WINNER • 2021 PULITZER PRIZE IN HISTORY
The “stunning” (David W. Blight) untold history of how fast food became one of the greatest generators of black wealth in America.
Just as The Color of Law
provided a vital understanding of redlining and racial segregation, Marcia Chatelain’s Franchise
investigates the complex interrelationship between black communities and America’s largest, most popular fast food chain. Taking us from the first McDonald’s drive-in in San Bernardino to the franchise on Florissant Avenue in Ferguson, Missouri, in the summer of 2014, Chatelain shows how fast food is a source of both power—economic and political—and despair for African Americans. As she contends, fast food is, more than ever before, a key battlefield in the fight for racial justice.

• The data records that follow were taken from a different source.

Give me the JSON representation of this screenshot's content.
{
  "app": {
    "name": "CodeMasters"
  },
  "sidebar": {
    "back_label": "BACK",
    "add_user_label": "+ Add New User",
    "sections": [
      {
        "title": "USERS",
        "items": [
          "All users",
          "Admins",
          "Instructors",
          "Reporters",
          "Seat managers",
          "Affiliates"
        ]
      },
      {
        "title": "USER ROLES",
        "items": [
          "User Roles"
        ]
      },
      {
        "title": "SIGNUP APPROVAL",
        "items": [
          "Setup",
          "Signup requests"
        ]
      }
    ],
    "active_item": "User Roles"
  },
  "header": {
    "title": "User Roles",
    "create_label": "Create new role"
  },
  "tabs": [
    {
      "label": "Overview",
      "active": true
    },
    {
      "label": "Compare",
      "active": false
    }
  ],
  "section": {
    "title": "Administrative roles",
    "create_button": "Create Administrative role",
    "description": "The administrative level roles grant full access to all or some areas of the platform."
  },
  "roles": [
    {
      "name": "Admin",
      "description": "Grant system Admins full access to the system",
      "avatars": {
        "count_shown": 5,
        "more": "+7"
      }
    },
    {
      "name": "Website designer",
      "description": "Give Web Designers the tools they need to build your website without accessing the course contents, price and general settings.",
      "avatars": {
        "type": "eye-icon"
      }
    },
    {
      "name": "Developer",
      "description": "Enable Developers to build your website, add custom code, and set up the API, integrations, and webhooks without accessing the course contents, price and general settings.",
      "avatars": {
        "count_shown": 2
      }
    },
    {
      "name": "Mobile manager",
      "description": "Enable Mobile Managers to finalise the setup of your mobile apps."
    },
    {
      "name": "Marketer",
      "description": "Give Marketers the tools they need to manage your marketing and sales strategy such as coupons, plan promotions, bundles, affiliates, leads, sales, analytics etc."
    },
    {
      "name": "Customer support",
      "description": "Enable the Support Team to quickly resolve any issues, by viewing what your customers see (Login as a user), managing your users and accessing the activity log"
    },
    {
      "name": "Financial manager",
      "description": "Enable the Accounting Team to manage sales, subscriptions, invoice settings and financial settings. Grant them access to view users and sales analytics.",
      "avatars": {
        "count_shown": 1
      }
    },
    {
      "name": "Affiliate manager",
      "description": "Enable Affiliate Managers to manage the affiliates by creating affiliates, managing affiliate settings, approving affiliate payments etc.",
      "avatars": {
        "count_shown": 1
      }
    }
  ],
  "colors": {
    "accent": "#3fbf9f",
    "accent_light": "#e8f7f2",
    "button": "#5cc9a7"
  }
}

Marcia Chatelain is a professor of history and African American studies at Georgetown University, and is a leading public voice on the history of race, education, and food culture. The author of South Side Girls, Chatelain lives in Washington, DC.
[A] smart and capacious history. . . . Throughout this impressively judicious book, [Chatelain] is attuned to the circumstances that encouraged increasingly intricate ties between McDonald’s and black communities across the country. This isn’t just a story of exploitation or, conversely, empowerment; it’s a cautionary tale about relying on the private sector to provide what the public needs, and how promises of real economic development invariably come up short. . . . Franchise is a serious work of history. . . . [Chatelain's] sense of perspective gives this important book an empathetic core as well as analytical breadth, as she draws a crucial distinction between individuals actors, who often get subjected to so much scrutiny and second-guessing, and larger systems, which rarely get subjected to enough.
— Jennifer Szalai, New York Times, "Times Critics Best Books of 2020"
An impeccably researched examination of McDonald’s and how the franchise was once intended as a path to economic freedom in Black communities. A fascinating, overlooked perspective on a US institution.
— Karla Strand, Ms. Magazine
Well-written... Emphasizes how today’s conversations around fast food in America were shaped by government policies, and examines how the fast-food industry is connected to Black Lives Matter and other social change movements.... Invaluable for those studying the intersections of race, economics, and business in the United States.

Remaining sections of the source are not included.